Wednesday, January 16, 2008


Qualities, in the sense of Musil's book, seem to have a vague, mutable, or almost ironic meaning. Within the small portion of the text which we have read we learn very little of Ulrich, yet before the reader is introduced to him formally we come to know him as "The Man Without Qualities". This is a loud title that upon a cursory glance conjures various potential meanings. Is this to say that Ulrich is unprincipled, is he vacuous? Before delving into the events of Ulrich's life or his thoughts Musil gives his readers details regarding Ulrich's father, and through him a vague notion what "qualities" might mean to upstanding, middle class, 19th century Viennese society. As an industrious member of the middle class Ulrich's father represents a man who possesses “qualities”. He is driven, he is industrious, and he is patriotic. Ulrich, on the other hand, exhibits quite different traits. He is unmotivated in is field, he lives in a house far to extravagant for his single person, and even at a young age, we learn, he already exhibited signs of his skepticism, in his seemingly unpatriotic views of his homeland empire. As a man who lives outside the expectations, values, and habits of his father’s generation he is, by their definition, a man without qualities.
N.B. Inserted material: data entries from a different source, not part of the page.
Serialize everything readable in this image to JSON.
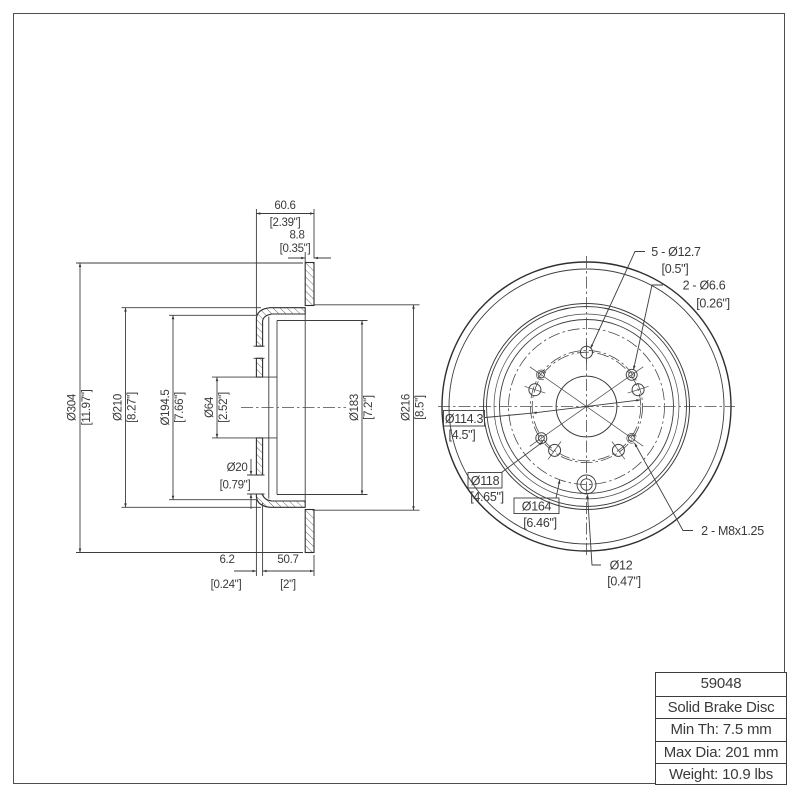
{
  "page": {
    "background": "#ffffff",
    "border_color": "#4f4f4f",
    "line_color": "#3d3d3d",
    "text_color": "#3a3a3a"
  },
  "section_view": {
    "dims": {
      "overall_width": {
        "mm": "60.6",
        "inch": "[2.39\"]"
      },
      "plate_thickness": {
        "mm": "8.8",
        "inch": "[0.35\"]"
      },
      "d304": {
        "mm": "Ø304",
        "inch": "[11.97\"]"
      },
      "d210": {
        "mm": "Ø210",
        "inch": "[8.27\"]"
      },
      "d194": {
        "mm": "Ø194.5",
        "inch": "[7.66\"]"
      },
      "d64": {
        "mm": "Ø64",
        "inch": "[2.52\"]"
      },
      "d20": {
        "mm": "Ø20",
        "inch": "[0.79\"]"
      },
      "d183": {
        "mm": "Ø183",
        "inch": "[7.2\"]"
      },
      "d216": {
        "mm": "Ø216",
        "inch": "[8.5\"]"
      },
      "wall": {
        "mm": "6.2",
        "inch": "[0.24\"]"
      },
      "hat_depth": {
        "mm": "50.7",
        "inch": "[2\"]"
      }
    }
  },
  "front_view": {
    "labels": {
      "lug_holes": {
        "line1": "5 - Ø12.7",
        "line2": "[0.5\"]"
      },
      "screw_holes": {
        "line1": "2 - Ø6.6",
        "line2": "[0.26\"]"
      },
      "bolt_circle": {
        "mm": "Ø114.3",
        "inch": "[4.5\"]"
      },
      "screw_circle": {
        "mm": "Ø118",
        "inch": "[4.65\"]"
      },
      "adjuster_circle": {
        "mm": "Ø164",
        "inch": "[6.46\"]"
      },
      "thread_holes": "2 - M8x1.25",
      "adjuster_hole": {
        "mm": "Ø12",
        "inch": "[0.47\"]"
      }
    }
  },
  "title_block": {
    "rows": [
      "59048",
      "Solid Brake Disc",
      "Min Th: 7.5 mm",
      "Max Dia: 201 mm",
      "Weight: 10.9 lbs"
    ]
  }
}
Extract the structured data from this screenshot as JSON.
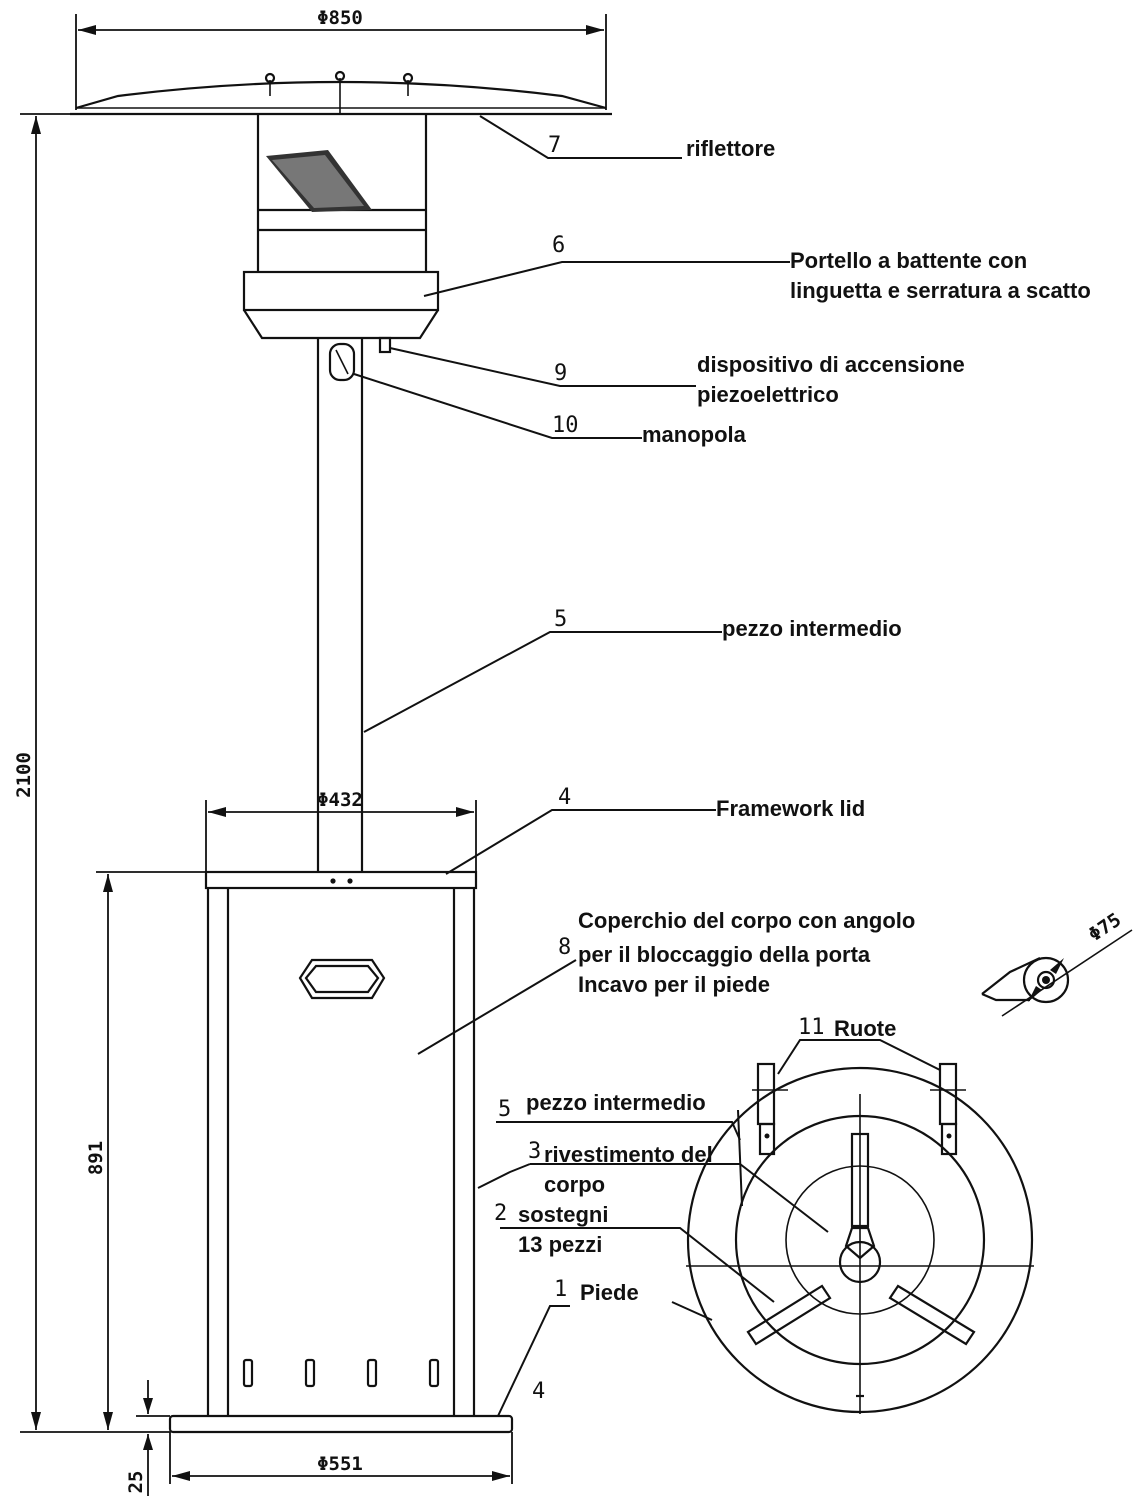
{
  "dimensions": {
    "reflector_diameter": "Φ850",
    "total_height": "2100",
    "lid_diameter": "Φ432",
    "body_height": "891",
    "base_diameter": "Φ551",
    "base_thickness": "25",
    "wheel_diameter": "Φ75"
  },
  "callouts": [
    {
      "number": "7",
      "lines": [
        "riflettore"
      ]
    },
    {
      "number": "6",
      "lines": [
        "Portello a battente con",
        "linguetta e serratura a scatto"
      ]
    },
    {
      "number": "9",
      "lines": [
        "dispositivo di accensione",
        "piezoelettrico"
      ]
    },
    {
      "number": "10",
      "lines": [
        "manopola"
      ]
    },
    {
      "number": "5",
      "lines": [
        "pezzo intermedio"
      ]
    },
    {
      "number": "4",
      "lines": [
        "Framework lid"
      ]
    },
    {
      "number": "8",
      "lines": [
        "Coperchio del corpo con angolo",
        "per il bloccaggio della porta",
        "Incavo per il piede"
      ]
    },
    {
      "number": "11",
      "lines": [
        "Ruote"
      ]
    },
    {
      "number": "5",
      "lines": [
        "pezzo intermedio"
      ]
    },
    {
      "number": "3",
      "lines": [
        "rivestimento del",
        "corpo"
      ]
    },
    {
      "number": "2",
      "lines": [
        "sostegni",
        "13 pezzi"
      ]
    },
    {
      "number": "1",
      "lines": [
        "Piede"
      ]
    },
    {
      "number": "4",
      "lines": []
    }
  ]
}
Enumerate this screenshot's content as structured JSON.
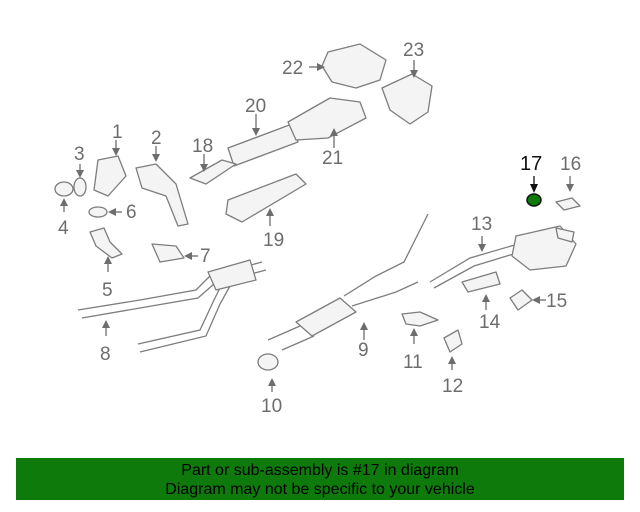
{
  "callouts": {
    "c1": "1",
    "c2": "2",
    "c3": "3",
    "c4": "4",
    "c5": "5",
    "c6": "6",
    "c7": "7",
    "c8": "8",
    "c9": "9",
    "c10": "10",
    "c11": "11",
    "c12": "12",
    "c13": "13",
    "c14": "14",
    "c15": "15",
    "c16": "16",
    "c17": "17",
    "c18": "18",
    "c19": "19",
    "c20": "20",
    "c21": "21",
    "c22": "22",
    "c23": "23"
  },
  "highlight": {
    "part": "17",
    "color": "#0e7a0c"
  },
  "banner": {
    "line1": "Part or sub-assembly is #17 in diagram",
    "line2": "Diagram may not be specific to your vehicle",
    "color": "#0e7a0c"
  }
}
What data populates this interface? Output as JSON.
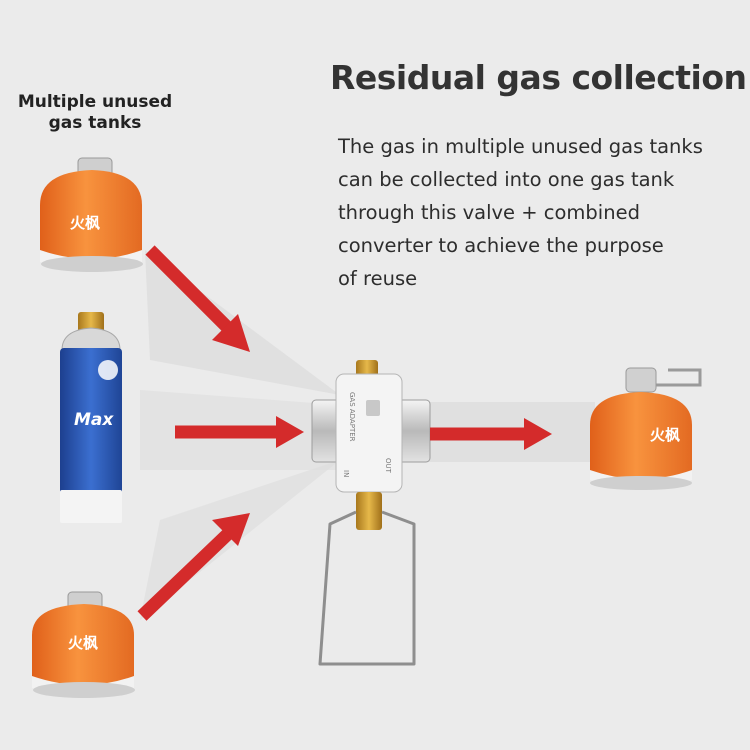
{
  "heading": "Residual gas collection",
  "description": "The gas in multiple unused gas tanks\ncan be collected into one gas tank\nthrough this valve + combined\nconverter to achieve the purpose\nof reuse",
  "left_label": "Multiple unused\ngas tanks",
  "canister_brand": "火枫",
  "blue_can_brand": "Max",
  "adapter_engraving": "GAS ADAPTER",
  "adapter_in": "IN",
  "adapter_out": "OUT",
  "colors": {
    "arrow": "#d42b2b",
    "canister_orange": "#f07a2a",
    "blue_can": "#2a55b8",
    "background": "#ebebeb"
  }
}
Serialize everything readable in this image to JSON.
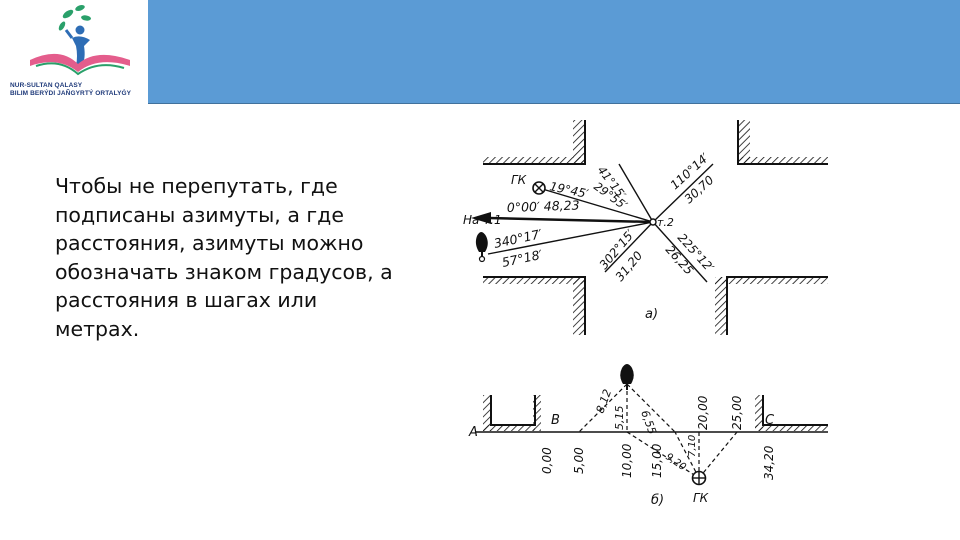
{
  "logo": {
    "line1": "NUR-SULTAN QALASY",
    "line2": "BILIM BERÝDI JAÑGYRTÝ ORTALYǴY",
    "colors": {
      "figure": "#2e6db5",
      "leaves": "#2aa06a",
      "book": "#e45d8c"
    }
  },
  "header": {
    "color": "#5b9bd5"
  },
  "slide": {
    "text": "Чтобы не перепутать, где подписаны азимуты, а где расстояния, азимуты можно обозначать знаком градусов, а расстояния в шагах или метрах."
  },
  "diagram_a": {
    "caption": "а)",
    "labels": {
      "gk": "ГК",
      "nat1": "На т.1",
      "t2": "т.2",
      "az_41": "41°15′",
      "az_29": "29°55′",
      "az_19": "19°45′",
      "az_0": "0°00′ 48,23",
      "az_340": "340°17′",
      "d_57": "57°18′",
      "az_302": "302°15′",
      "d_31": "31,20",
      "az_110": "110°14′",
      "d_30": "30,70",
      "az_225": "225°12′",
      "d_26": "26,25"
    }
  },
  "diagram_b": {
    "caption": "б)",
    "labels": {
      "A": "А",
      "B": "В",
      "C": "С",
      "gk": "ГК",
      "d812": "8,12",
      "d515": "5,15",
      "d655": "6,55",
      "d710": "7,10",
      "d920": "9,20",
      "top2000": "20,00",
      "top2500": "25,00",
      "b000": "0,00",
      "b500": "5,00",
      "b1000": "10,00",
      "b1500": "15,00",
      "b3420": "34,20"
    }
  }
}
Yet even at this early stage in the story we have begun to see the thoughtful, curious, and individual aspects of his character, thus evidencing the aforementioned notion of irony implicit in his title.

1 comment:

wrennick said...

I also felt as though the title carried an almost ironic tone. How can a person be completely and utterly without qualities? why introduce them as such? It is as though we aren't to be given the opportunity to judge Ulrich for ourselves, because he is The Man Without Qualities before we even know his name.